Adding a model¶
xcalib is a single package that hosts a growing family of calibration /
matching models (like model names under the ultralytics brand): the public
API stays Matcher.from_pretrained("<name>", site=...), and new models are
new registry names. This page is the checklist for landing one.
1. Model class¶
Implement the architecture under src/xcalib/models/ as a subclass of
EdgeModelBase (src/xcalib/models/_base.py). The class consumes an
EdgeConfig and must expose the standard forward contract used by the
inference wrappers (src/xcalib/engine/wrappers.py) — embeddings or
similarity logits over (image_crops, lidar_crops, img_centers, lid_centers).
If the model needs a new control flow (not two-stage, cosine, or pairwise),
add a wrapper in engine/wrappers.py and an export path in
engine/exporter.py.
2. Registry entry¶
Register the name in src/xcalib/models/registry.py:
_MODEL_REGISTRY = {
...
"mynewmodel": MyNewModel,
}
That name immediately works in Matcher.from_pretrained, xcalib.train,
the CLI (--model mynewmodel), and the scripts. If the model is trainable
with the standard HDF5 loop, also add it to TRAINABLE in
src/xcalib/engine/trainer.py.
3. Config YAML¶
Add one packaged config per site to src/xcalib/cfg/:
src/xcalib/cfg/mynewmodel_utc4.yaml
src/xcalib/cfg/mynewmodel_utc3.yaml
src/xcalib/cfg/mynewmodel_a9_dataset_r02_s01.yaml
default_config_path(model, site) resolves these from package data — no
checkout needed at runtime. Keep keys consistent with the existing YAMLs
(crop_size, point_cloud_size, bbox_expansion, top_k, ...).
4. Weights¶
Name checkpoints checkpoints/<model>_<site>_best.pth and keep the matching
YAML config with the model release. Public releases may distribute approved
weights through the same Matcher.from_pretrained("<model>", site=...)

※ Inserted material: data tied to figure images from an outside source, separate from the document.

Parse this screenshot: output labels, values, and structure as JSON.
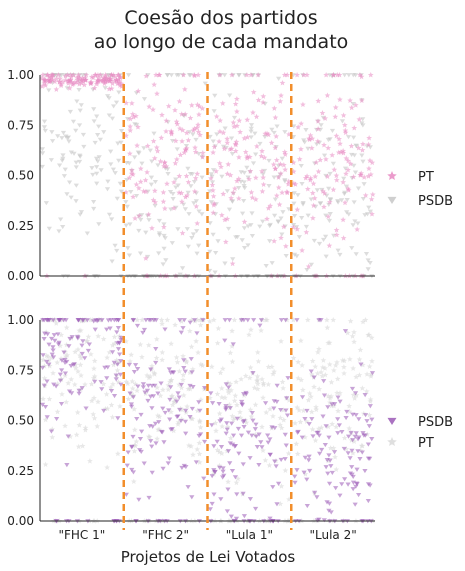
{
  "chart_data": {
    "type": "scatter",
    "title_lines": [
      "Coesão dos partidos",
      "ao longo de cada mandato"
    ],
    "xlabel": "Projetos de Lei Votados",
    "x_categories": [
      "\"FHC 1\"",
      "\"FHC 2\"",
      "\"Lula 1\"",
      "\"Lula 2\""
    ],
    "y_ticks": [
      "0.00",
      "0.25",
      "0.50",
      "0.75",
      "1.00"
    ],
    "ylim": [
      0,
      1
    ],
    "mandate_divider_color": "#f28e2b",
    "panels": [
      {
        "legend_position": "right",
        "series": [
          {
            "name": "PT",
            "marker": "star",
            "color": "#e78ac3",
            "mandate_cohesion_mean": [
              0.97,
              0.62,
              0.55,
              0.55
            ],
            "mandate_cohesion_spread": [
              0.02,
              0.18,
              0.2,
              0.2
            ]
          },
          {
            "name": "PSDB",
            "marker": "triangle-down",
            "color": "#c7c7c7",
            "mandate_cohesion_mean": [
              0.68,
              0.42,
              0.38,
              0.4
            ],
            "mandate_cohesion_spread": [
              0.25,
              0.25,
              0.25,
              0.25
            ]
          }
        ]
      },
      {
        "legend_position": "right",
        "series": [
          {
            "name": "PSDB",
            "marker": "triangle-down",
            "color": "#9b59b6",
            "mandate_cohesion_mean": [
              0.82,
              0.55,
              0.42,
              0.38
            ],
            "mandate_cohesion_spread": [
              0.18,
              0.22,
              0.22,
              0.22
            ]
          },
          {
            "name": "PT",
            "marker": "star",
            "color": "#d9d9d9",
            "mandate_cohesion_mean": [
              0.7,
              0.65,
              0.62,
              0.6
            ],
            "mandate_cohesion_spread": [
              0.2,
              0.2,
              0.2,
              0.2
            ]
          }
        ]
      }
    ]
  }
}
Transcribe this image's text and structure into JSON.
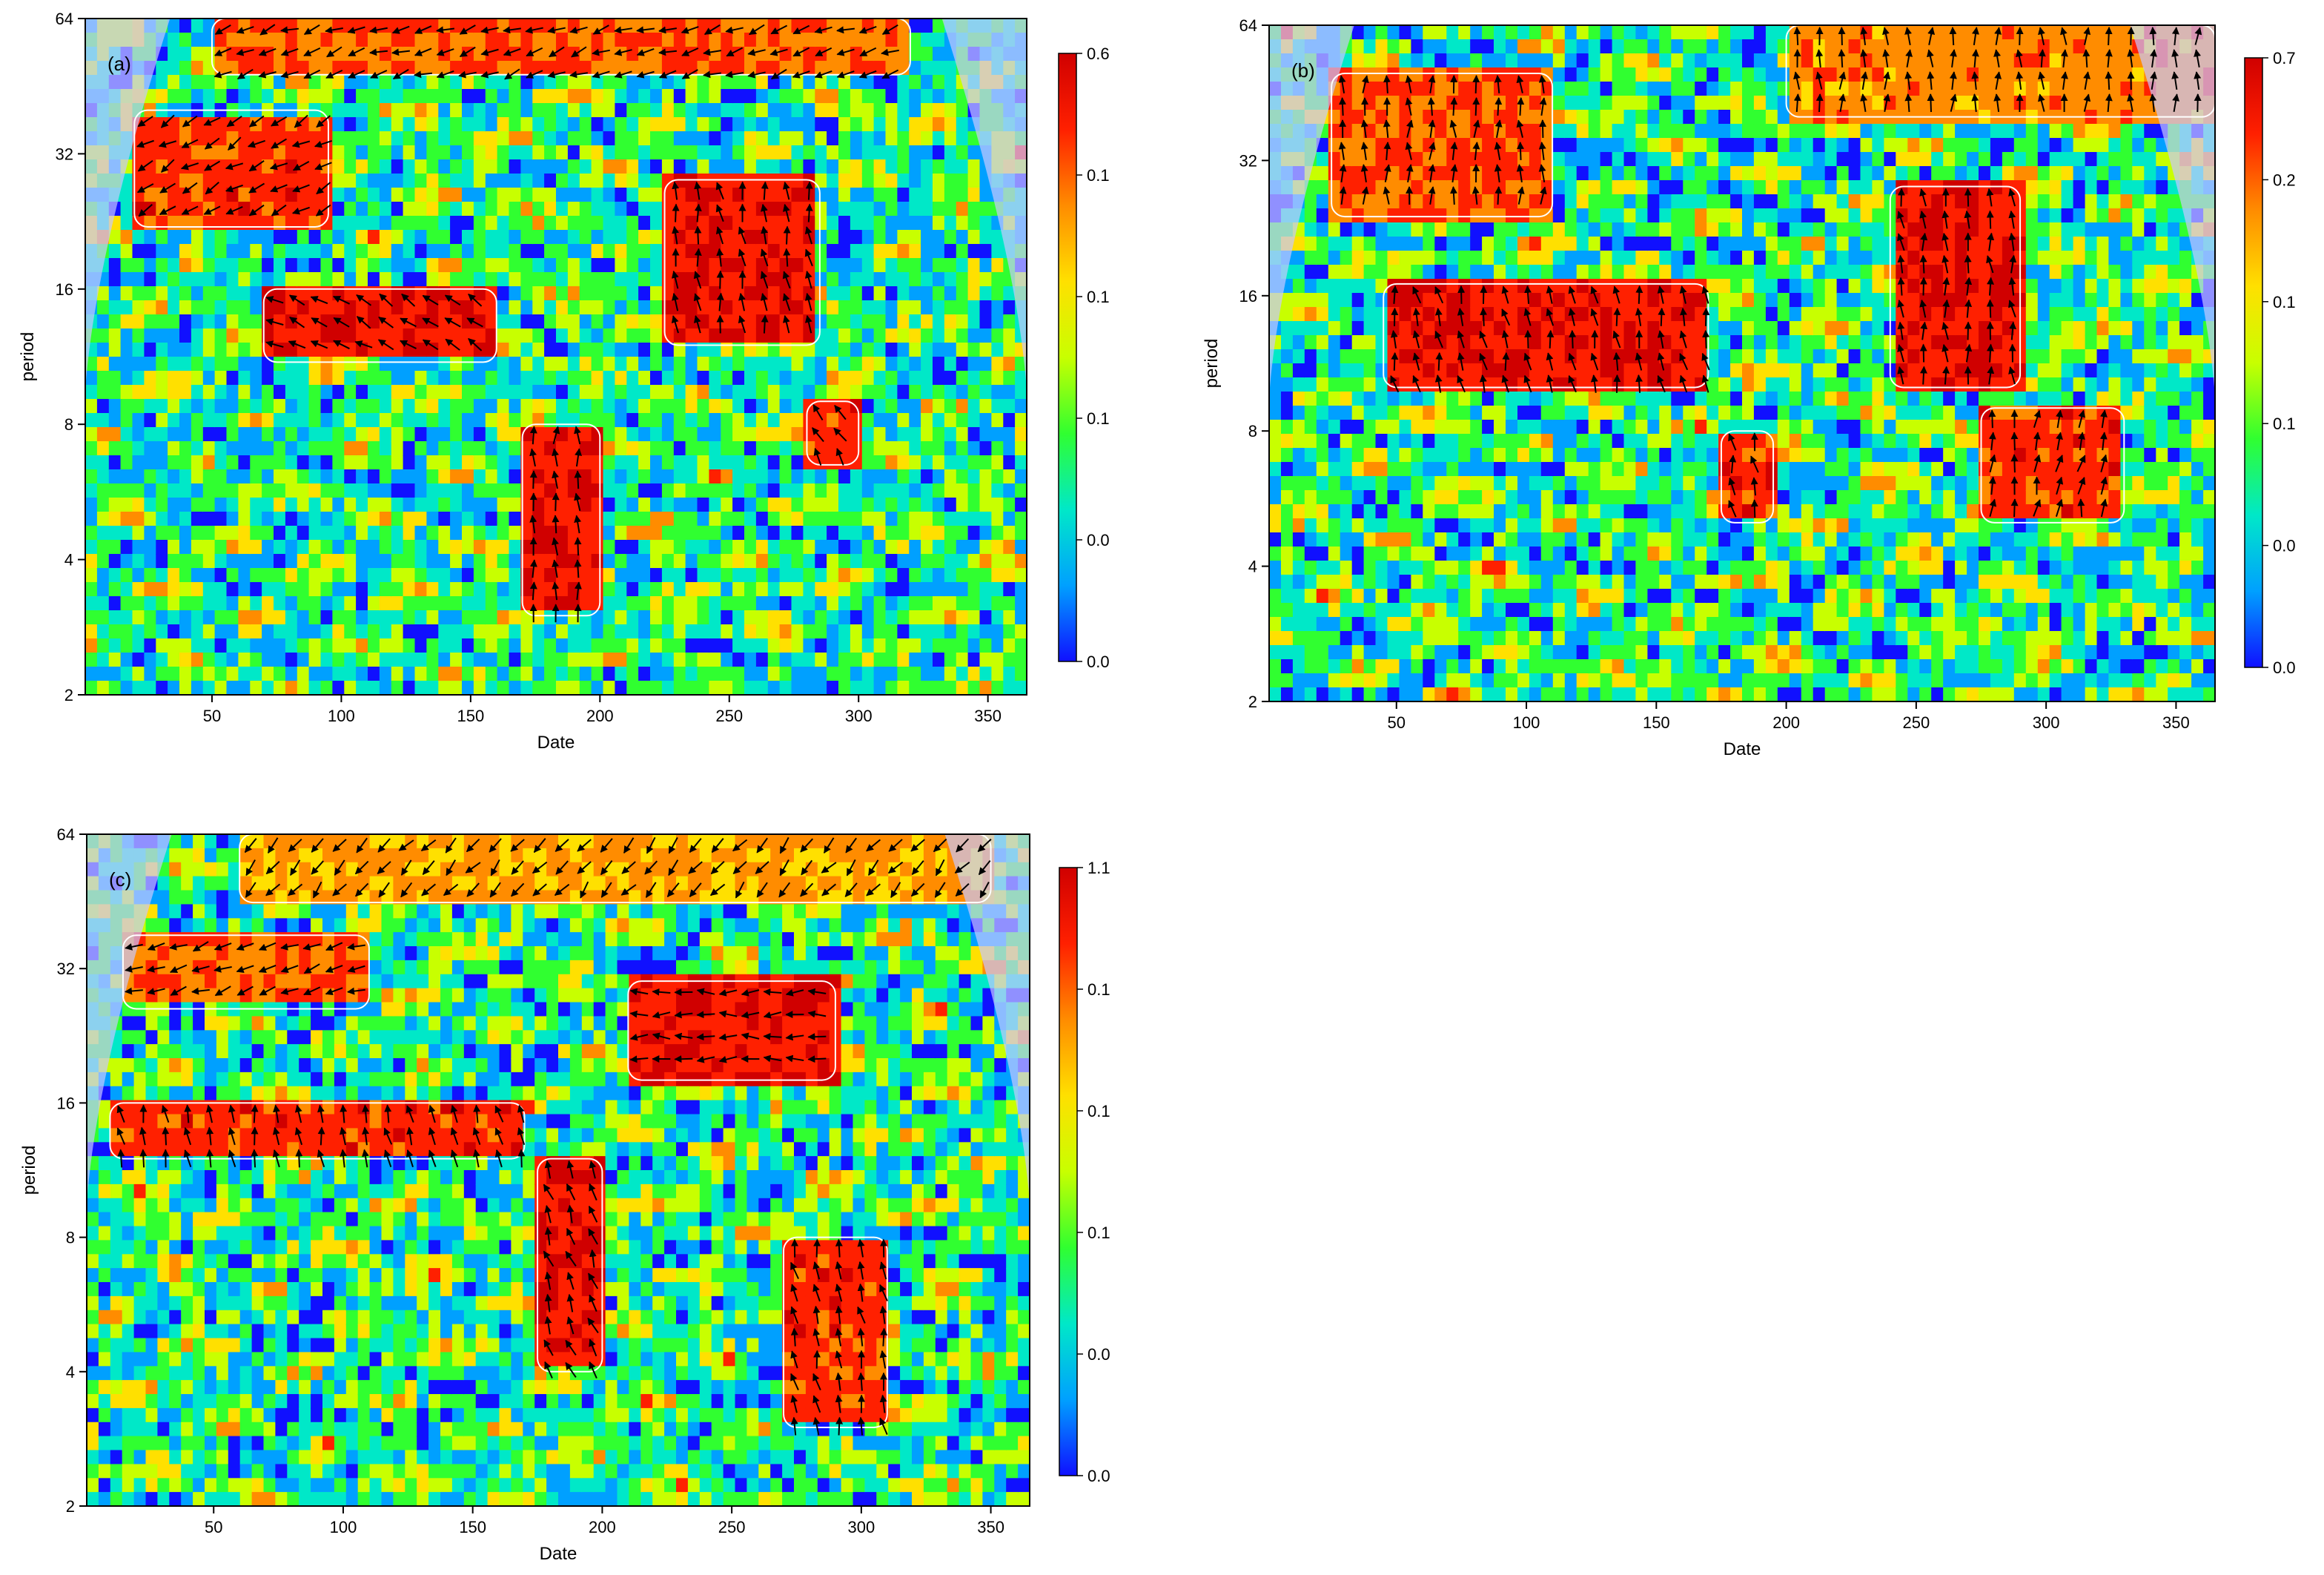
{
  "chart_data": [
    {
      "type": "heatmap",
      "panel_label": "(a)",
      "xlabel": "Date",
      "ylabel": "period",
      "xlim": [
        1,
        365
      ],
      "ylim": [
        2,
        64
      ],
      "y_scale": "log2",
      "x_ticks": [
        50,
        100,
        150,
        200,
        250,
        300,
        350
      ],
      "y_ticks": [
        2,
        4,
        8,
        16,
        32,
        64
      ],
      "colorbar_labels": [
        "0.6",
        "0.1",
        "0.1",
        "0.1",
        "0.0",
        "0.0"
      ],
      "colormap": [
        "#1010ff",
        "#00a0ff",
        "#00e8c8",
        "#30ff30",
        "#c8ff00",
        "#ffe000",
        "#ff8c00",
        "#ff2000",
        "#d00000"
      ],
      "regions": [
        {
          "x0": 20,
          "x1": 95,
          "p0": 22,
          "p1": 40,
          "level": 0.9,
          "arrow_dir": 210
        },
        {
          "x0": 50,
          "x1": 320,
          "p0": 48,
          "p1": 64,
          "level": 0.85,
          "arrow_dir": 200
        },
        {
          "x0": 70,
          "x1": 160,
          "p0": 11,
          "p1": 16,
          "level": 0.95,
          "arrow_dir": 150
        },
        {
          "x0": 225,
          "x1": 285,
          "p0": 12,
          "p1": 28,
          "level": 0.95,
          "arrow_dir": 100
        },
        {
          "x0": 170,
          "x1": 200,
          "p0": 3,
          "p1": 8,
          "level": 0.95,
          "arrow_dir": 90
        },
        {
          "x0": 280,
          "x1": 300,
          "p0": 6.5,
          "p1": 9,
          "level": 0.9,
          "arrow_dir": 120
        }
      ]
    },
    {
      "type": "heatmap",
      "panel_label": "(b)",
      "xlabel": "Date",
      "ylabel": "period",
      "xlim": [
        1,
        365
      ],
      "ylim": [
        2,
        64
      ],
      "y_scale": "log2",
      "x_ticks": [
        50,
        100,
        150,
        200,
        250,
        300,
        350
      ],
      "y_ticks": [
        2,
        4,
        8,
        16,
        32,
        64
      ],
      "colorbar_labels": [
        "0.7",
        "0.2",
        "0.1",
        "0.1",
        "0.0",
        "0.0"
      ],
      "colormap": [
        "#1010ff",
        "#00a0ff",
        "#00e8c8",
        "#30ff30",
        "#c8ff00",
        "#ffe000",
        "#ff8c00",
        "#ff2000",
        "#d00000"
      ],
      "regions": [
        {
          "x0": 25,
          "x1": 110,
          "p0": 24,
          "p1": 50,
          "level": 0.85,
          "arrow_dir": 90
        },
        {
          "x0": 200,
          "x1": 365,
          "p0": 40,
          "p1": 64,
          "level": 0.8,
          "arrow_dir": 90
        },
        {
          "x0": 45,
          "x1": 170,
          "p0": 10,
          "p1": 17,
          "level": 0.95,
          "arrow_dir": 100
        },
        {
          "x0": 240,
          "x1": 290,
          "p0": 10,
          "p1": 28,
          "level": 0.95,
          "arrow_dir": 95
        },
        {
          "x0": 275,
          "x1": 330,
          "p0": 5,
          "p1": 9,
          "level": 0.9,
          "arrow_dir": 80
        },
        {
          "x0": 175,
          "x1": 195,
          "p0": 5,
          "p1": 8,
          "level": 0.9,
          "arrow_dir": 100
        }
      ]
    },
    {
      "type": "heatmap",
      "panel_label": "(c)",
      "xlabel": "Date",
      "ylabel": "period",
      "xlim": [
        1,
        365
      ],
      "ylim": [
        2,
        64
      ],
      "y_scale": "log2",
      "x_ticks": [
        50,
        100,
        150,
        200,
        250,
        300,
        350
      ],
      "y_ticks": [
        2,
        4,
        8,
        16,
        32,
        64
      ],
      "colorbar_labels": [
        "1.1",
        "0.1",
        "0.1",
        "0.1",
        "0.0",
        "0.0"
      ],
      "colormap": [
        "#1010ff",
        "#00a0ff",
        "#00e8c8",
        "#30ff30",
        "#c8ff00",
        "#ffe000",
        "#ff8c00",
        "#ff2000",
        "#d00000"
      ],
      "regions": [
        {
          "x0": 15,
          "x1": 110,
          "p0": 26,
          "p1": 38,
          "level": 0.85,
          "arrow_dir": 200
        },
        {
          "x0": 60,
          "x1": 350,
          "p0": 45,
          "p1": 64,
          "level": 0.75,
          "arrow_dir": 230
        },
        {
          "x0": 210,
          "x1": 290,
          "p0": 18,
          "p1": 30,
          "level": 0.95,
          "arrow_dir": 180
        },
        {
          "x0": 10,
          "x1": 170,
          "p0": 12,
          "p1": 16,
          "level": 0.9,
          "arrow_dir": 100
        },
        {
          "x0": 175,
          "x1": 200,
          "p0": 4,
          "p1": 12,
          "level": 0.95,
          "arrow_dir": 110
        },
        {
          "x0": 270,
          "x1": 310,
          "p0": 3,
          "p1": 8,
          "level": 0.9,
          "arrow_dir": 100
        }
      ]
    }
  ]
}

convention used by existing models.
Artifact release and visibility steps are intentionally not documented in the public repository.
5. Tests + version bump¶
- Extend
tests/smoke/test_smoke.py(random-weights forward) so CI covers the model without checkpoints. - If the model exports to ONNX, add it to the
matcher.build("onnx")parity test intests/integration/test_build_api.py. - A new model is a feature: bump the minor version in
src/xcalib/__init__.py(e.g.0.3.0→0.4.0) and update the public model table / loading docs.